In phase 0, as long as the validator does not sign two different beacon chain proposals for the same slot, the validator is safe against proposal slashings.
Specifically, when signing an `BeaconBlock`, a validator should perform the following steps in the following order:
1. Save a record to hard disk that an beacon block has been signed for the `slot=slot` and `shard=BEACON_CHAIN_SHARD_NUMBER`.
2. Generate and broadcast the block.
If the software crashes at some point within this routine, then when the validator comes back online the hard disk has the record of the _potentially_ signed/broadcast block and can effectively avoid slashing.
### Casper slashing
To avoid "Casper slashings", a validator must not sign two conflicting [`AttestationData`](https://github.com/ethereum/eth2.0-specs/blob/master/specs/core/0_beacon-chain.md#attestationdata) objects where conflicting is defined as a set of two attestations that satisfy either [`is_double_vote`](https://github.com/ethereum/eth2.0-specs/blob/master/specs/core/0_beacon-chain.md#is_double_vote) or [`is_surround_vote`](https://github.com/ethereum/eth2.0-specs/blob/master/specs/core/0_beacon-chain.md#is_surround_vote).

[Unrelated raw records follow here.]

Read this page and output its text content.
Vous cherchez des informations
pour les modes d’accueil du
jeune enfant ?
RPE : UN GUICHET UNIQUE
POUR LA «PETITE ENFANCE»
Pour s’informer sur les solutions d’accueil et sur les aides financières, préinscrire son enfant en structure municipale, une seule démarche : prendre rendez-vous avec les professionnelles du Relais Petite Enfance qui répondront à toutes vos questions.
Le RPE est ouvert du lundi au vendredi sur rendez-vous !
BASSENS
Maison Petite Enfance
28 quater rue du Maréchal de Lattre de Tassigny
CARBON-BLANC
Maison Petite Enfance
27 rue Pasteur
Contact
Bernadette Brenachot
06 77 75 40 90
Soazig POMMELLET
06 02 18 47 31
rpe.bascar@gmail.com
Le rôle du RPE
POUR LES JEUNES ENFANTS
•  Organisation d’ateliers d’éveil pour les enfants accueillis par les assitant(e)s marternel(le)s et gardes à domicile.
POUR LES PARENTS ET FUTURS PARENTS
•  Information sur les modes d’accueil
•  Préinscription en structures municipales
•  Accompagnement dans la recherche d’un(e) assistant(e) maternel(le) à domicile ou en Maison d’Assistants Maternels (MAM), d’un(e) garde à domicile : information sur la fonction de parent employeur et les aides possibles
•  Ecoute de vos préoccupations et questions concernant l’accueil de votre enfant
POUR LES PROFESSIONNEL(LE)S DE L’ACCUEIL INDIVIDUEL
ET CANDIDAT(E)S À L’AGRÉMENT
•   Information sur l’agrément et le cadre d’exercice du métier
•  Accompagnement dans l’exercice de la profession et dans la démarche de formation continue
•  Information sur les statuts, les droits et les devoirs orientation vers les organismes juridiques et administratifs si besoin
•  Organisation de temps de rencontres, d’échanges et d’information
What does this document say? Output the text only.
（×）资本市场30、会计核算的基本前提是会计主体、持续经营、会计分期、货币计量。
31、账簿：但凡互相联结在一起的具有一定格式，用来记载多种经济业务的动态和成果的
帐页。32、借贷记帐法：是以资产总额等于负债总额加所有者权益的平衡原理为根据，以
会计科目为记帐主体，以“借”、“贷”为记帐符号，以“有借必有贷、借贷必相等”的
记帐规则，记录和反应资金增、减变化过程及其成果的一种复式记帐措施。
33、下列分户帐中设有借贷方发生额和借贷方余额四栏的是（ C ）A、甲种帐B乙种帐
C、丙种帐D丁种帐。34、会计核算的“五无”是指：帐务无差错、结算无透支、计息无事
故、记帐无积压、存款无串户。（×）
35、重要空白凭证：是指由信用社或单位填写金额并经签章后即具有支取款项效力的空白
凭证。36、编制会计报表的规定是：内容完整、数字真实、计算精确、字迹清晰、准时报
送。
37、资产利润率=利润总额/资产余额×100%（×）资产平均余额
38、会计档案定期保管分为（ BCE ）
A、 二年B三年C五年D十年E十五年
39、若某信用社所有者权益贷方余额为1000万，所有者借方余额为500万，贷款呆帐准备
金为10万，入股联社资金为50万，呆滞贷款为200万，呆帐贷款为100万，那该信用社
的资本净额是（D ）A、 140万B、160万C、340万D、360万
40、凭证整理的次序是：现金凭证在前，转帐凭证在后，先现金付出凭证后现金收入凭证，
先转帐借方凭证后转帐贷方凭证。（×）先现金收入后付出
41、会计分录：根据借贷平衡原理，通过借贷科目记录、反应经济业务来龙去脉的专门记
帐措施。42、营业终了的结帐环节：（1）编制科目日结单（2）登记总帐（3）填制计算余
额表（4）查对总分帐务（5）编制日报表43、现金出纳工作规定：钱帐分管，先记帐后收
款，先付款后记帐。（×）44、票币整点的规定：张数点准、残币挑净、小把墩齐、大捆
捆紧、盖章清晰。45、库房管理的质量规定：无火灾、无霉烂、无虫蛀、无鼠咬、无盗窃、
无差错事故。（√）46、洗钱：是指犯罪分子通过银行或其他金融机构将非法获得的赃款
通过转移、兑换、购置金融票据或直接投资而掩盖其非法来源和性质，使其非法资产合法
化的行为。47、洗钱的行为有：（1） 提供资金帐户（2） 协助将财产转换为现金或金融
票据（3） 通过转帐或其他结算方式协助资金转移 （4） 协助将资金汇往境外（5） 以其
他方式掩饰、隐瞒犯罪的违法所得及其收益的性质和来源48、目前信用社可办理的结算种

Specifically, when signing an `Attestation`, a validator should perform the following steps in the following order:
1. Save a record to hard disk that an attestation has been signed for source -- `attestation_data.justified_slot // EPOCH_LENGTH` -- and target -- `attestation_data.slot // EPOCH_LENGTH`.
2. Generate and broadcast attestation.
If the software crashes at some point within this routine, then when the validator comes back online the hard disk has the record of the _potentially_ signed/broadcast attestation and can effectively avoid slashing.